If you change the /etc/hosts file on the host machine, the dnsmasq container's /new_hosts/hosts will change.

I found a problem:

> The file in dnsmasq container /new_hosts/hosts can change. But the new hosts can't resolve. Because dnsmasq use inotify listen change event. When you modify a file on the host machine. The dnsmasq can't receive the signal so it doesn't update the configuration. So you may need to write a daemon process to read the /new_hosts/hosts file content to another file every time.

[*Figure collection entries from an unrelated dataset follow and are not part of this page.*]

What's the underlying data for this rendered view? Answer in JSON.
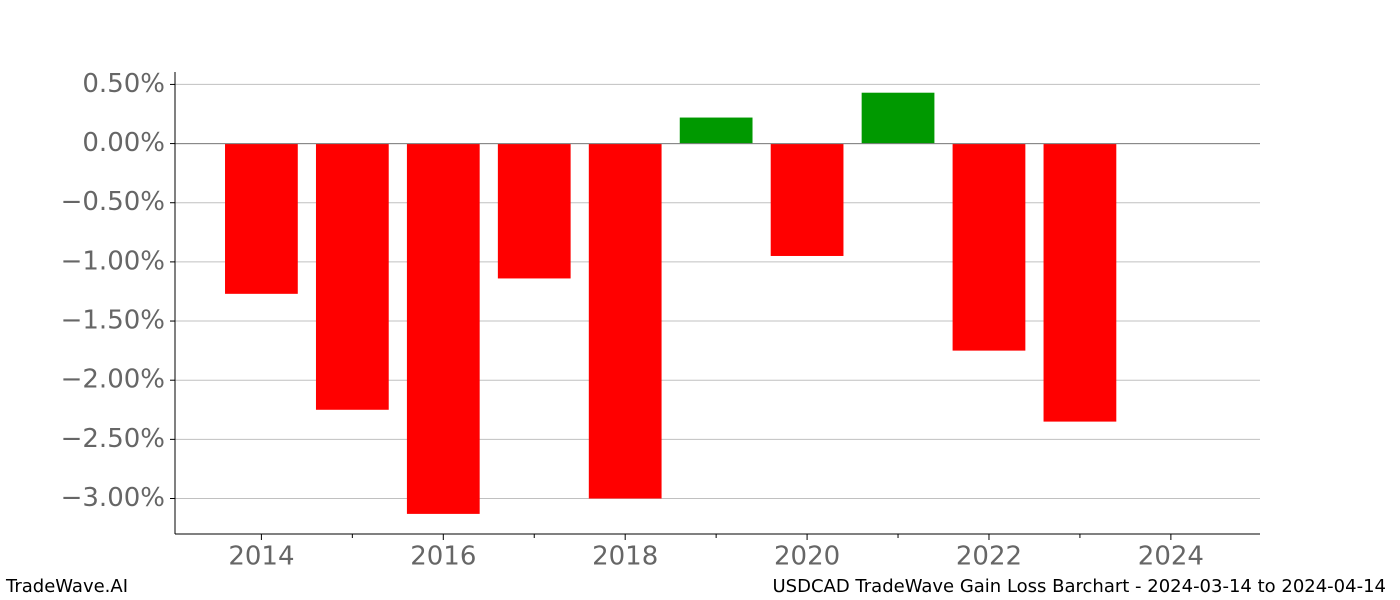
{
  "chart_data": {
    "type": "bar",
    "title": "USDCAD TradeWave Gain Loss Barchart - 2024-03-14 to 2024-04-14",
    "source": "TradeWave.AI",
    "x": [
      2014,
      2015,
      2016,
      2017,
      2018,
      2019,
      2020,
      2021,
      2022,
      2023
    ],
    "values": [
      -1.27,
      -2.25,
      -3.13,
      -1.14,
      -3.0,
      0.22,
      -0.95,
      0.43,
      -1.75,
      -2.35
    ],
    "positive_color": "#009900",
    "negative_color": "#ff0000",
    "bar_width": 0.8,
    "xlim": [
      2013.05,
      2024.98
    ],
    "xticks": [
      2014,
      2016,
      2018,
      2020,
      2022,
      2024
    ],
    "xminorticks": [
      2015,
      2017,
      2019,
      2021,
      2023
    ],
    "ylim": [
      -3.3,
      0.605
    ],
    "yticks": [
      {
        "value": 0.5,
        "label": "0.50%"
      },
      {
        "value": 0,
        "label": "0.00%"
      },
      {
        "value": -0.5,
        "label": "−0.50%"
      },
      {
        "value": -1,
        "label": "−1.00%"
      },
      {
        "value": -1.5,
        "label": "−1.50%"
      },
      {
        "value": -2,
        "label": "−2.00%"
      },
      {
        "value": -2.5,
        "label": "−2.50%"
      },
      {
        "value": -3,
        "label": "−3.00%"
      }
    ],
    "grid": true
  }
}
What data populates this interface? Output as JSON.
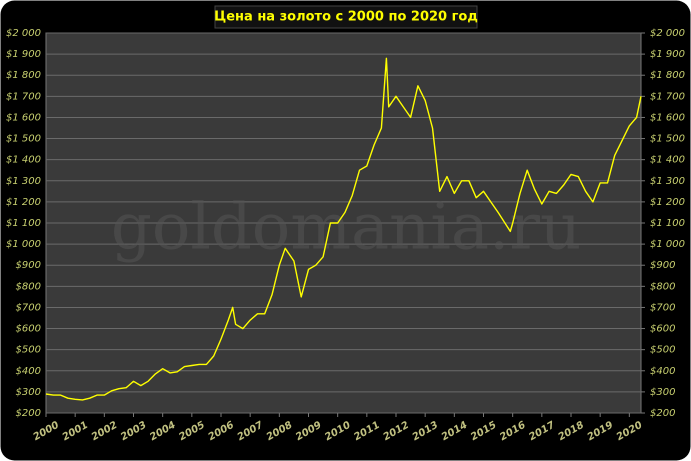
{
  "chart_data": {
    "type": "line",
    "title": "Цена на золото с 2000 по 2020 год",
    "annotation": "goldomania.ru",
    "color": "#ffff00",
    "x": [
      2000,
      2000.25,
      2000.5,
      2000.75,
      2001,
      2001.25,
      2001.5,
      2001.75,
      2002,
      2002.25,
      2002.5,
      2002.75,
      2003,
      2003.25,
      2003.5,
      2003.75,
      2004,
      2004.25,
      2004.5,
      2004.75,
      2005,
      2005.25,
      2005.5,
      2005.75,
      2006,
      2006.25,
      2006.4,
      2006.5,
      2006.75,
      2007,
      2007.25,
      2007.5,
      2007.75,
      2008,
      2008.2,
      2008.5,
      2008.75,
      2009,
      2009.25,
      2009.5,
      2009.75,
      2010,
      2010.25,
      2010.5,
      2010.75,
      2011,
      2011.25,
      2011.5,
      2011.67,
      2011.75,
      2012,
      2012.25,
      2012.5,
      2012.75,
      2013,
      2013.25,
      2013.5,
      2013.75,
      2014,
      2014.25,
      2014.5,
      2014.75,
      2015,
      2015.25,
      2015.5,
      2015.92,
      2016,
      2016.25,
      2016.5,
      2016.75,
      2017,
      2017.25,
      2017.5,
      2017.75,
      2018,
      2018.25,
      2018.5,
      2018.75,
      2019,
      2019.25,
      2019.5,
      2019.75,
      2020,
      2020.25,
      2020.4
    ],
    "values": [
      290,
      285,
      285,
      270,
      265,
      262,
      270,
      285,
      285,
      305,
      315,
      320,
      350,
      330,
      350,
      385,
      410,
      390,
      395,
      420,
      425,
      430,
      430,
      470,
      550,
      640,
      700,
      620,
      600,
      640,
      670,
      670,
      760,
      900,
      980,
      920,
      750,
      880,
      900,
      940,
      1100,
      1100,
      1150,
      1230,
      1350,
      1370,
      1470,
      1550,
      1880,
      1650,
      1700,
      1650,
      1600,
      1750,
      1680,
      1550,
      1250,
      1320,
      1240,
      1300,
      1300,
      1220,
      1250,
      1200,
      1150,
      1060,
      1100,
      1240,
      1350,
      1260,
      1190,
      1250,
      1240,
      1280,
      1330,
      1320,
      1250,
      1200,
      1290,
      1290,
      1420,
      1490,
      1560,
      1600,
      1700
    ],
    "xlim": [
      2000,
      2020.4
    ],
    "xticks": [
      2000,
      2001,
      2002,
      2003,
      2004,
      2005,
      2006,
      2007,
      2008,
      2009,
      2010,
      2011,
      2012,
      2013,
      2014,
      2015,
      2016,
      2017,
      2018,
      2019,
      2020
    ],
    "ylim": [
      200,
      2000
    ],
    "yticks": [
      {
        "value": 200,
        "label": "$200"
      },
      {
        "value": 300,
        "label": "$300"
      },
      {
        "value": 400,
        "label": "$400"
      },
      {
        "value": 500,
        "label": "$500"
      },
      {
        "value": 600,
        "label": "$600"
      },
      {
        "value": 700,
        "label": "$700"
      },
      {
        "value": 800,
        "label": "$800"
      },
      {
        "value": 900,
        "label": "$900"
      },
      {
        "value": 1000,
        "label": "$1 000"
      },
      {
        "value": 1100,
        "label": "$1 100"
      },
      {
        "value": 1200,
        "label": "$1 200"
      },
      {
        "value": 1300,
        "label": "$1 300"
      },
      {
        "value": 1400,
        "label": "$1 400"
      },
      {
        "value": 1500,
        "label": "$1 500"
      },
      {
        "value": 1600,
        "label": "$1 600"
      },
      {
        "value": 1700,
        "label": "$1 700"
      },
      {
        "value": 1800,
        "label": "$1 800"
      },
      {
        "value": 1900,
        "label": "$1 900"
      },
      {
        "value": 2000,
        "label": "$2 000"
      }
    ],
    "y2lim": [
      200,
      2000
    ],
    "y2ticks": [
      {
        "value": 200,
        "label": "$200"
      },
      {
        "value": 300,
        "label": "$300"
      },
      {
        "value": 400,
        "label": "$400"
      },
      {
        "value": 500,
        "label": "$500"
      },
      {
        "value": 600,
        "label": "$600"
      },
      {
        "value": 700,
        "label": "$700"
      },
      {
        "value": 800,
        "label": "$800"
      },
      {
        "value": 900,
        "label": "$900"
      },
      {
        "value": 1000,
        "label": "$1 000"
      },
      {
        "value": 1100,
        "label": "$1 100"
      },
      {
        "value": 1200,
        "label": "$1 200"
      },
      {
        "value": 1300,
        "label": "$1 300"
      },
      {
        "value": 1400,
        "label": "$1 400"
      },
      {
        "value": 1500,
        "label": "$1 500"
      },
      {
        "value": 1600,
        "label": "$1 600"
      },
      {
        "value": 1700,
        "label": "$1 700"
      },
      {
        "value": 1800,
        "label": "$1 800"
      },
      {
        "value": 1900,
        "label": "$1 900"
      },
      {
        "value": 2000,
        "label": "$2 000"
      }
    ],
    "grid": true
  }
}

And change the dnsmasq configuration to use the new file.

Solution 9 - Docker

If you are running a virtual machine for running Docker containers, if there are hosts (VMs, etc.) you want your containers to be aware of, depending on what VM software you are using, you will have to ensure that there are entries on the host machine (hosting the VM) for whatever machines you want the containers to be able to resolve.

This is because the VM and its containers will have the IP address of the host machine (of the VMs) in their resolv.conf file.

Solution 10 - Docker

I had the same problem and found that it is likely in contrast with the containerization concept! however I solved my problem by adding each (ip host) pair from /etc/hosts to an existing running container in this way:

  1. docker stop your-container-name
  2. systemctl stop docker
  3. vi /var/lib/docker/containers/*your-container-ID*/hostconfig.json

> find ExtraHosts in text and add or replace null with "ExtraHosts":["your.domain-name.com":"it.s.ip.addr"]

  1. systemctl start docker
  2. docker start your-container-name

if you can stop your container and re-run it, you'd have better situation, so just do that. But if you do not want to destroy your containers, just like mine, it would be a good solution.

Solution 11 - Docker

IMO, passing --network=host option while running Docker is a better option as suggested by d3ming over other options as suggested by other answers:

  1. Any change in the host's /etc/hosts file is immediately available to the container, which is what probably you want if you have such a requirement at the first place.
  2. It's probably not a good idea to use the -v option to mount the host's /etc/hosts filr as any unintended change by the container will spoil the host's configuration.